Kommentar: Eine Zinswende wird es vorerst nicht geben – und daher auch keinen Börsen-Crash

Erst wenn Anleger wieder an steigende Zinsen glauben, sind die Börsen anfällig für einen Crash.
Mit 32.000 Punkten hat der amerikanische Dow-Jones-Index in dieser Woche schon wieder einen Rekord erreicht. Anleger spekulieren auf den weltweiten Aufschwung nach Corona. Dennoch endet die Dekade, in denen Aktien nahezu konkurrenzlos waren.

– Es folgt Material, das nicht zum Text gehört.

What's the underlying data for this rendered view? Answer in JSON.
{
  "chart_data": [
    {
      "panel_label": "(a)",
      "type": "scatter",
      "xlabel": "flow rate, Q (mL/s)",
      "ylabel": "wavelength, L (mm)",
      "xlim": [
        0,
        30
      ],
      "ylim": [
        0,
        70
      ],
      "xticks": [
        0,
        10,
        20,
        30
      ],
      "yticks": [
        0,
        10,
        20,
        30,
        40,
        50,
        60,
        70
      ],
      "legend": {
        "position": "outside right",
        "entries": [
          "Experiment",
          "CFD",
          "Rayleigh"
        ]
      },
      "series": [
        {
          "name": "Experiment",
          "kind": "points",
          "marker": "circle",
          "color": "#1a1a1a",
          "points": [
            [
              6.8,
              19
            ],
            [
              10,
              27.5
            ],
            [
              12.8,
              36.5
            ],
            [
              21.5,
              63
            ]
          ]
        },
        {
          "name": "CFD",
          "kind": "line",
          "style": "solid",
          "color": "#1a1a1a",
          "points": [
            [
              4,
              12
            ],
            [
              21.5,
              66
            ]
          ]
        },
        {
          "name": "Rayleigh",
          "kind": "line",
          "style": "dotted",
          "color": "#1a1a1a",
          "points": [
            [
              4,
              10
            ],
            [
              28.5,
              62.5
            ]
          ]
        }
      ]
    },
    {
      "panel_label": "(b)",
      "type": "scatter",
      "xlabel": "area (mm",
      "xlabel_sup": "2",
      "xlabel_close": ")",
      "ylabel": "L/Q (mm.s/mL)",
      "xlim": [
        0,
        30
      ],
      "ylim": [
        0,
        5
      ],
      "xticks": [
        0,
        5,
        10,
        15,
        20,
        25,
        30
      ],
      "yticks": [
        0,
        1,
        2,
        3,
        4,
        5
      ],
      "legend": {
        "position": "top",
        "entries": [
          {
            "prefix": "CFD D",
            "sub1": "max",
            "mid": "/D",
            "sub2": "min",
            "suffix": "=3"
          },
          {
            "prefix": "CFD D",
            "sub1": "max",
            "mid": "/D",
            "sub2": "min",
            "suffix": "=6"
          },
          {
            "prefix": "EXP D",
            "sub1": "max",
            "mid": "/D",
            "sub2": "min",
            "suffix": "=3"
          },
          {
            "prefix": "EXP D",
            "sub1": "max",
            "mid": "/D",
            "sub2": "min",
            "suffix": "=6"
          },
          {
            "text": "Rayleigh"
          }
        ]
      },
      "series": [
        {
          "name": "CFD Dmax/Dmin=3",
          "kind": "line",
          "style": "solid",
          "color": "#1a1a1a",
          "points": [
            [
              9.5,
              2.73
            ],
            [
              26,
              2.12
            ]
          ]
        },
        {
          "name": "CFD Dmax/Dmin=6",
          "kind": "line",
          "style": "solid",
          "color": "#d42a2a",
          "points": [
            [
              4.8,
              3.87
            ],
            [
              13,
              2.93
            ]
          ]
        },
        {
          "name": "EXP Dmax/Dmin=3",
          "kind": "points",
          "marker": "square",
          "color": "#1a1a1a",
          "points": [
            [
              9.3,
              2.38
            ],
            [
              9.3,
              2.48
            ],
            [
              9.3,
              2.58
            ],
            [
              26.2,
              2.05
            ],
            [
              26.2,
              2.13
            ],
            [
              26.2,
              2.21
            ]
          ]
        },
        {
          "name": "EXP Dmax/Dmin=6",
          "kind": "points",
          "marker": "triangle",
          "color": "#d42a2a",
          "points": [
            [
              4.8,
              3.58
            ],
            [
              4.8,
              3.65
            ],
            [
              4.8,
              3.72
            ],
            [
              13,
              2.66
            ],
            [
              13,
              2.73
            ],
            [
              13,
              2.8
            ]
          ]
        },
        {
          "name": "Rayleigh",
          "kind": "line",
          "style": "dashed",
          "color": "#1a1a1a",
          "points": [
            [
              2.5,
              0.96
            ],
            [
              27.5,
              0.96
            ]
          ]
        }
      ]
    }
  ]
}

Wer heute dem amerikanischen Staat sein Geld leiht, bekommt dafür einen Jahreszins von fast eineinhalb Prozent für die nächsten zehn Jahre. Vor gut einem halben Jahr war es ein halbes Prozent. Grund für die rasant steigenden Renditen sind höhere Inflationserwartungen und eine tatsächlich steigende Inflation. Obst und Gemüse werden seit Langem teurer, doch Öl, Benzin, Gas und vieles mehr kosten ebenfalls mehr.
Steigende Anleiherenditen sind für Aktien die gefährlichste Konkurrenz. Je mehr Rendite es für Anleihen gibt, desto mehr Anleger werden ihr Geld in die vermeintlich sicherere Anlage umschichten. Erst recht bei jeder schlechten Nachricht aus den Unternehmen. Das setzt den Börsen zu.
Einen Crash am Aktienmarkt können die Anleihen allein wohl trotzdem nicht auslösen. Denn die Zinsen werden nachhaltig nur dann weiter steigen, wenn die Notenbanken mitziehen und ihre auf null herabgesetzten Leitzinsen erhöhen. Das tun sie aber nicht, sondern halten mit aller Kraft dagegen.
Seit der Finanzkrise 2009 haben sich die Währungshüter aller großen Industriestaaten in eine gefährliche Zwickmühle hineinmanövriert, aus der sie nicht mehr herauskommen. Erst war es die Immobilien-, Finanz- und daraus resultierende Konjunkturkrise, die die Notenbanken animierte, die Zinsen auf null zu senken. Dann war es die vermeintliche Gefahr, mit höheren Leitzinsen die Konjunktur abzuwürgen.
Zinsen von vier oder sechs Prozent nicht mehr zu stemmen
Obendrein kaufen die Notenbanken den Staaten ihre Schuldscheine ab und halten so die Zinsen niedrig. Die Folge sind immer höhere Schulden – weil diese nichts mehr kosten.
In den USA verdoppelte sich die Staatsverschuldung in zehn Jahren von 14 auf 28 Billionen Dollar. Länder wie die USA und Japan oder Spanien und Italien in Europa sind inzwischen so hoch verschuldet, dass sie jährliche Zinslasten von vier oder sechs Prozent, wie sie früher üblich waren, nicht mehr stemmen können. Die Zinslast wäre zu hoch.
Viele Investoren wissen um dieses Dilemma und werden deshalb aus den Aktienmärkten nicht nachhaltig aussteigen. Eben weil es keine nachhaltige Zinswende nach oben geben wird. Erst wenn diese Sichtweise ins Wanken gerät, sind die Börsen nicht mehr nur anfällig für Rückschläge, sondern auch für eine Baisse mit längerfristig sinkenden Kursen. Doch solch ein Paradigmenwechsel ist (noch) nicht in Sicht.